Understanding the planets is the key to understanding astrology. Though signs get a lot of attention in our current culture, they really get their power and attributes from the planets that rule them, fuel them, shape them. I wrote my series on Embodying the Planets to help people bring that information into their bodies through ritual activities and what I saw as the most important attributes of each planet.
If you don’t know the basic attributes of the 7 visible planets, start there:
But here’s the thing: in charts and in our lives, planets rarely show up by themselves. A rose, for example, may be of the nature of Venus for its color, smell and association with love buts its thorns are of the nature of Mars. You may have a really sweet Cancer Moon, natally or by transit, but if it’s opposed by Saturn, you can’t get the nurturing, protecting qualities of Luna without the scarcity and struggle of Saturn.
Again and again in client consults, I find that by solely talking about the planetary combinations in someone’s chart, you can get to the heart of the foundational dynamics of their heart. And if you start looking around, you see planetary duos, specifically between two planets, show up all over astrology. Lots, or calculated points of fate, are determined via the relationship between two planets in your chart. Signs are defined by both their domicile and exaltation rulers. All fixed stars are assigned a planetary duo that reflects their nature.
By beginning to understand what it means when two planets come together, you see the relationships between them and the common ways they manifest in our mixed-up, varied lives.
In our charts, a planet is considered in combination with another when they are in the same sign, in opposing signs, or in mutual reception (a swapping of rulerships, i.e. when the Moon is in Leo and the Sun is in Cancer. Terms, exaltations and decans count here too).
So today, I begin a series exploring these planetary combinations in part because I find them so interesting.
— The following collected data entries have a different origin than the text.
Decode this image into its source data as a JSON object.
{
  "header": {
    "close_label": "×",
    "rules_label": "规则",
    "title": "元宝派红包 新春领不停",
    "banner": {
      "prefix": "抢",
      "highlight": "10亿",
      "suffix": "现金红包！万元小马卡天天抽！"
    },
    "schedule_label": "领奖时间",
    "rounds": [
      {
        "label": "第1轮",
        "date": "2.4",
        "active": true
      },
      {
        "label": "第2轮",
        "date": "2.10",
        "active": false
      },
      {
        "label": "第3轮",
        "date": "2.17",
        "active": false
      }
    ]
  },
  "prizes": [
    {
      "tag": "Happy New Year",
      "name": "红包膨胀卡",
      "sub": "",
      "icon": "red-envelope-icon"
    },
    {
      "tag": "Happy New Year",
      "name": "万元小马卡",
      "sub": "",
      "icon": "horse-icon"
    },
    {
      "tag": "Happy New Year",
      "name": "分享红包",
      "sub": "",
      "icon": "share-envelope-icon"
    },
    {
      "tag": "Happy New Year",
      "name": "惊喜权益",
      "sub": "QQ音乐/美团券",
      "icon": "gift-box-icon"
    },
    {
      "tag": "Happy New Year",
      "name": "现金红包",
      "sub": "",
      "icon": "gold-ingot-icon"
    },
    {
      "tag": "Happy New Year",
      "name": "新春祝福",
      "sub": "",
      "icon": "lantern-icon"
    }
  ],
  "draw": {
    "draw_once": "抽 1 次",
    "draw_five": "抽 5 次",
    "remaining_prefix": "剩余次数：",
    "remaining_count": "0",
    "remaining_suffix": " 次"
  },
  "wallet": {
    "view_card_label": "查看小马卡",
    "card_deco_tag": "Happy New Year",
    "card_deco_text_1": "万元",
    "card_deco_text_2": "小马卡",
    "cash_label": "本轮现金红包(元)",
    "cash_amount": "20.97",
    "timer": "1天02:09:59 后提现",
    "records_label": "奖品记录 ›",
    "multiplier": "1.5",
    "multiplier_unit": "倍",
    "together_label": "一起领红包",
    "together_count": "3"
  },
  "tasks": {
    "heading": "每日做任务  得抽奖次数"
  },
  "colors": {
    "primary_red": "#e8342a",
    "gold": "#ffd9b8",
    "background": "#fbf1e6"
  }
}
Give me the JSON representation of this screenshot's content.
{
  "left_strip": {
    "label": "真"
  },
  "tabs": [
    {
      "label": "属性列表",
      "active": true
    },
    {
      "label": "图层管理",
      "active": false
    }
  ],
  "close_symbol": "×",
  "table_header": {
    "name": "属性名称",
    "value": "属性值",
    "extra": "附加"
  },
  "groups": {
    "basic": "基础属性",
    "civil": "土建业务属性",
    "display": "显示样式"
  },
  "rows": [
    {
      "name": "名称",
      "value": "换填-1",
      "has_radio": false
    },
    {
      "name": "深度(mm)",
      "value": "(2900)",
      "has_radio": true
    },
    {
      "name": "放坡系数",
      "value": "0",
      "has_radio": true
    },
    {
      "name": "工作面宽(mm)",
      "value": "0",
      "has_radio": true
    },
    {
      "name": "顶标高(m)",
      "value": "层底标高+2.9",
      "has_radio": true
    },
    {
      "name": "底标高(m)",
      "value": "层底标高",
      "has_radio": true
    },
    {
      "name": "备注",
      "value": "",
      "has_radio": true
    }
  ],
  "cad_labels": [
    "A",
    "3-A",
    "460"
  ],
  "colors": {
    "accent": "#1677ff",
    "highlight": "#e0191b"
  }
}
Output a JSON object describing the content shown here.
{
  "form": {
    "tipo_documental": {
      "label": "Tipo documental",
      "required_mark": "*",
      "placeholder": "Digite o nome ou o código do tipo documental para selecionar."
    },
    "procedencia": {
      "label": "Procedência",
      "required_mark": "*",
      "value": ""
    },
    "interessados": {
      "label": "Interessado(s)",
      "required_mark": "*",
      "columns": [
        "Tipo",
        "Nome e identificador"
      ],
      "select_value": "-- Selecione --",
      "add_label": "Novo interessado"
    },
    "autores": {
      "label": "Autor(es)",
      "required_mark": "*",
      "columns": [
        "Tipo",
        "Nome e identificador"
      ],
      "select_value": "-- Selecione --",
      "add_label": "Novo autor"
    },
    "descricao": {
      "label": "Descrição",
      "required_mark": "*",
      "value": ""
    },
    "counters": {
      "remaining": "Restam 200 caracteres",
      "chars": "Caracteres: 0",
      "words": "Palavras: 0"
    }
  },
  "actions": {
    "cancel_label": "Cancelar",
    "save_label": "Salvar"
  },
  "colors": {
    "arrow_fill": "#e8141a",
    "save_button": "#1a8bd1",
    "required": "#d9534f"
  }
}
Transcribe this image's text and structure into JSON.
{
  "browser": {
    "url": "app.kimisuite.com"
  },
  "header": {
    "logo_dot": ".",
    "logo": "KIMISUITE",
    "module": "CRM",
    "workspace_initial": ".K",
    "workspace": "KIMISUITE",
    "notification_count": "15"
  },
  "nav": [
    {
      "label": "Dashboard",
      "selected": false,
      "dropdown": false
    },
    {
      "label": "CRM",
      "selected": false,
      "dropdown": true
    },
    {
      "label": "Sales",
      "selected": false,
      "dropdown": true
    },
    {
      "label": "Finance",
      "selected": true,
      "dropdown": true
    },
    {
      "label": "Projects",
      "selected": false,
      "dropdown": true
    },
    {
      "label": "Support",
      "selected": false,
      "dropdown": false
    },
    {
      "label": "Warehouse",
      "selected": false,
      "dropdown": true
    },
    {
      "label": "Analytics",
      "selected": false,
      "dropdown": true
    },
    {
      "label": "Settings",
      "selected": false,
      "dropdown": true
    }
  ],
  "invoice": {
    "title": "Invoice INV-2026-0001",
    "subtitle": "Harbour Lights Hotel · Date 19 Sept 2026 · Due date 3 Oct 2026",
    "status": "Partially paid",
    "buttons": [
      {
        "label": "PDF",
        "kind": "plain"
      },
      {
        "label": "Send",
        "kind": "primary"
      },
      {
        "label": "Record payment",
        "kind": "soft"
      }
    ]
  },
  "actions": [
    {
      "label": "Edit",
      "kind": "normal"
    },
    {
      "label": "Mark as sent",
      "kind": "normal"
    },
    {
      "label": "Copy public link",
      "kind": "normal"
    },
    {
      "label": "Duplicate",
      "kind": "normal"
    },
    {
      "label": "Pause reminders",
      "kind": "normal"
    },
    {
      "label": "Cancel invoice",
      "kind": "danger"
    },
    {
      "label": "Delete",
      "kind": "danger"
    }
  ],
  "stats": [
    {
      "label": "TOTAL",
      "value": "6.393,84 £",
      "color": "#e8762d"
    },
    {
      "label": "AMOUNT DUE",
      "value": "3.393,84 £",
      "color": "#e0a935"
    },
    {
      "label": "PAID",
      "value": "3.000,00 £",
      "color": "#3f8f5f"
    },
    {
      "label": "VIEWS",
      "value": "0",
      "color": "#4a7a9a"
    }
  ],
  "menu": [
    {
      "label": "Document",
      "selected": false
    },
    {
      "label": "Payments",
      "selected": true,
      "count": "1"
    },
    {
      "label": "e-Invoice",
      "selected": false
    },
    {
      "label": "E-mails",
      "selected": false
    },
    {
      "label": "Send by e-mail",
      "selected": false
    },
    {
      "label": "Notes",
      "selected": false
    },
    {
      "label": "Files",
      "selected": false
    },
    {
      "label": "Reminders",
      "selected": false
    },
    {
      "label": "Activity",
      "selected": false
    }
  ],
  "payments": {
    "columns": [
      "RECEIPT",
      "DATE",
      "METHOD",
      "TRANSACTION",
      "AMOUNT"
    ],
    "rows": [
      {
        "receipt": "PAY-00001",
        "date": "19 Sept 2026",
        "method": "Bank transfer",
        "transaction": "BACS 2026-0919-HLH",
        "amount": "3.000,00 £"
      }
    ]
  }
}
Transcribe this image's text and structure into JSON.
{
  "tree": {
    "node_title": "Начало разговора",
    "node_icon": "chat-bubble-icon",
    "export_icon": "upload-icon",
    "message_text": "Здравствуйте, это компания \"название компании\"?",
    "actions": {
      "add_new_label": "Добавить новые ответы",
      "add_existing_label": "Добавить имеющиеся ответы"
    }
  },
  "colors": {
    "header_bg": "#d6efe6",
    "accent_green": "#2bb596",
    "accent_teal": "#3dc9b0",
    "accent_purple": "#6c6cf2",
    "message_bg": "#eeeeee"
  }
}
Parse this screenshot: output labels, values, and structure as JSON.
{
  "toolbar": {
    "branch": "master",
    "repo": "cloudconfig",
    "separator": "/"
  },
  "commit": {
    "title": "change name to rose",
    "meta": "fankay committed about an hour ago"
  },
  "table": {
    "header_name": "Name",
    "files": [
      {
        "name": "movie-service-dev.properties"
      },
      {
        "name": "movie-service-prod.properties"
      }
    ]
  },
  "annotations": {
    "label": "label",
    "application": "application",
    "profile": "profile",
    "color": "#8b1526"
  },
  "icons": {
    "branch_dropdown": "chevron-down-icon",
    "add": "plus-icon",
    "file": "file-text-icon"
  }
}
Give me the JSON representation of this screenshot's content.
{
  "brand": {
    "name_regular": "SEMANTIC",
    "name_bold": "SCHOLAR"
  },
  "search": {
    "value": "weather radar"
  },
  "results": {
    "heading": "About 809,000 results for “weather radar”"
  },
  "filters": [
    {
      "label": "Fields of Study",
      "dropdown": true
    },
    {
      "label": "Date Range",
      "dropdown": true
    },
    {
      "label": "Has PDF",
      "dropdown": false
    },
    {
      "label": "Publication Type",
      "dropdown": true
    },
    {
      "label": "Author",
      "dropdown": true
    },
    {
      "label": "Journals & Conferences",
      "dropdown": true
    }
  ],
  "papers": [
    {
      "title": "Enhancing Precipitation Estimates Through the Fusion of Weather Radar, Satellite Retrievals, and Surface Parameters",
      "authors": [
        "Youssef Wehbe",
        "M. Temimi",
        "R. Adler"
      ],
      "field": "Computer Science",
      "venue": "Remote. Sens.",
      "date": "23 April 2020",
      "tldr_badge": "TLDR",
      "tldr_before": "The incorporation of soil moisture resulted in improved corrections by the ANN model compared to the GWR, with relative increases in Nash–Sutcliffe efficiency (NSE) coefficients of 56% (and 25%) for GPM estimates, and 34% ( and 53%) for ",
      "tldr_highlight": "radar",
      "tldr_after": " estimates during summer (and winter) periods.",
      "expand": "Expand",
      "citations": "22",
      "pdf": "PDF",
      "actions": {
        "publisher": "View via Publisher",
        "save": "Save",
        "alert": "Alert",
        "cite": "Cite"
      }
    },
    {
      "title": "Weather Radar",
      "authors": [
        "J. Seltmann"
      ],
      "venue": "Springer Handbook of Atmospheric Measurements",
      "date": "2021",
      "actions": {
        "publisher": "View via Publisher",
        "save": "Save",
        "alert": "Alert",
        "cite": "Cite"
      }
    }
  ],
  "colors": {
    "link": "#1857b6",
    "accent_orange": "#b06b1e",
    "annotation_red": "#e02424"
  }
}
This work is heavily inspired by Austin Coppock’s “36 Dramas: Essential Planetary Relationships” Lecture from NORWAC 2022, so please check that out if you want to learn more! Going beyond his wonderful starting point, I will also include information on the decans, each of which have two planetary rulers when you consider both the Chaldean and Triplicity system, as their dynamics do a great job demonstrating what the planetary combinations look like in action. We will also be examining the fixed stars that share the same nature as this planetary combination to further our understanding.
Other uses for these combinations:
understanding mixed planetary correspondences
determining which herbs may help you if they have more than one ruler
connecting with your holy guardian angel (who is classically of the nature of two planets)
seeing your chart more clearly
attuning yourself to both planetary days and hours
P.S. If you want help understanding your own planetary combinations, my books are open for January! Book now to reacquaint yourself with your magic and destiny (no big deal).
Saturn and the Moon: A Summary
The Moon and Saturn are both planets of time. As the fastest and slowest-moving planets, respectively, they delimit the boundaries of the visible sky. The Moon, being closest to earth, governs the emergence of the celestial through the earthly, the spiritual becoming mundane and familiar. Saturn, on the other hand, marks the end of the known sky and guards the gate to the unseen deep. The Moon takes 28 days to pass through the zodiac, the original container for our 12 months. Saturn makes its way through the zodiac in 28 years. While we use the Moon to mark out daily, hourly moods, appetites and activities, we use Saturn to mark epochs and our transition from one major life stage to another. Saturn, being dry marks endings, limits and what is not conducive to life. The Moon, being wet, signifies the container that allows all things to be born and gives them the sustenance they need to continue. Both, in some form or another, have to do with the substance of our lives— our property, bodies, lineage, currency.1
With Saturn’s persistence and the Moon’s fertility, Valens points out that this combination is “productive of money, estates, ship ownership, and profits from the deceased,”2 the latter pointing to Saturn’s role as lord of death. Firmicus, on the other hand predicts that for Saturn-Moon natives “maternal inheritance is lost”.3 Due to the Moon’s shiftiness one can call this combination “unsteady with respect to possession”4 though substance will be a great concern to the native regardless.